Lemon Bucket Orkestra reconsiders revolution
Publicists and reviewers have a habit of calling his band a “revolutionary folk orchestra”, but that’s a description Mark Marczyk wants to reconsider, especially having spent last February in the Ukrainian capital, Kyiv.
“I was part of the protests in February that ended up with about 150 people in body bags and the whole city burning,” the Lemon Bucket Orkestra’s singer, fiddler, and founder explains, interviewed on the beach during a break from Vancouver Folk Music Festival workshops. “It came to a point where I was on the Maidan Nezalezhnosti in Kyiv, and I came to terms that this could be my last night on earth. I was surrounded by cops and flames and burning tires on all sides, and it looked like it was going to be the end—and then it wasn’t, and the people prevailed. So after having that kind of experience, my conception of what revolution means has changed a little bit.

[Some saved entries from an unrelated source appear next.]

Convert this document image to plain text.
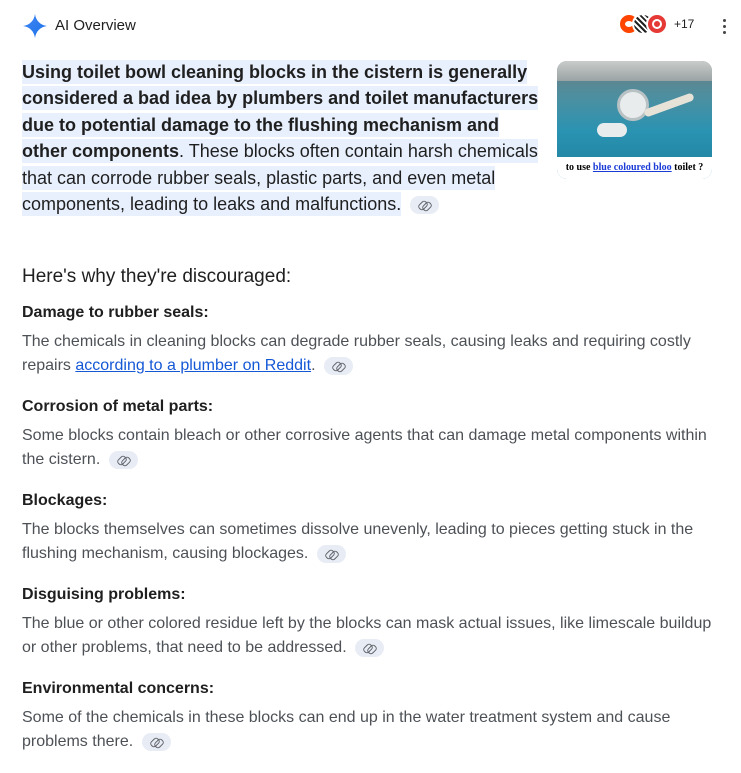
AI Overview	+17
Using toilet bowl cleaning blocks in the cistern is generally considered a bad idea by plumbers and toilet manufacturers due to potential damage to the flushing mechanism and other components. These blocks often contain harsh chemicals that can corrode rubber seals, plastic parts, and even metal components, leading to leaks and malfunctions.
to use blue coloured bloo toilet ?
Here's why they're discouraged:
Damage to rubber seals:
The chemicals in cleaning blocks can degrade rubber seals, causing leaks and requiring costly repairs according to a plumber on Reddit.
Corrosion of metal parts:
Some blocks contain bleach or other corrosive agents that can damage metal components within the cistern.
Blockages:
The blocks themselves can sometimes dissolve unevenly, leading to pieces getting stuck in the flushing mechanism, causing blockages.
Disguising problems:
The blue or other colored residue left by the blocks can mask actual issues, like limescale buildup or other problems, that need to be addressed.
Environmental concerns:
Some of the chemicals in these blocks can end up in the water treatment system and cause problems there.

“I don’t want to get into an emotional reaction and say, ‘Well, we’re not revolutionary anymore,’ ” he adds. “We are revolutionary, but that experience has definitely changed the way that I think about what music should do for people, and how it can be used to effect social change.”
In other words, Marczyk once wanted to play the fiddle while Babylon burned. But now that he’s seen Babylon burning and nearly gotten scorched, he’s happier with the community-building possibilities of a good party—like the riotous Balkan hoedowns that ensued whenever the Lemon Bucket gang, 16 strong for the occasion, took to the stage at last weekend’s folk festival.
Driven by the irresistible wallop of Rob Teehan’s sousaphone and Jaash Singh’s doumbek, this pancultural juggernaut created a brass-and-fiddle rave with every performance, and the dancing got even hotter once the musicians left the stage to join the crowd.
“Pretty much at the end of every show, we break that barrier between performer and audience, I guess,” Marczyk says. “Some people say, ‘Oh, do you ever get sick of the gimmick of coming off-stage?’ And the answer is ‘It’s not a gimmick. It comes from a genuine place.’ We want people to be a little more aware of the community that music incites, and how it enables community to develop.”
Marczyk’s views on music and society developed during an earlier, two-year-long visit to Ukraine, where he discovered a community of dancers and musicians happily combining the tango with Roma music, klezmer, and even rock, often on the street. Busking remains an integral part of the Lemon Bucket Orkestra, as a way of both fine-tuning the band’s material and creating transient communities of music-lovers.
“The street is a great place to see people’s reactions,” Marczyk notes. “But there’s a philosophical bent to it as well. We want to play for everyone, everywhere, regardless of political leaning, class, societal status, or financial situation. We’ve got to make our rent and all that, but we always try to get out and do stuff for the community, and busking is that. It’s playing for people and saying, ‘You give me whatever it’s worth to you. If it’s worth a smile, give me a smile. If it’s worth a slice of pizza, give me a slice of pizza. If it’s worth your business card and an offer to come stay at your yacht club, then that’s fine, too.’
“All these things have happened to us,” he adds. And no doubt more will happen soon.
The Lemon Bucket Orkestra plays the Mission Folk Music Festival on Saturday (July 26).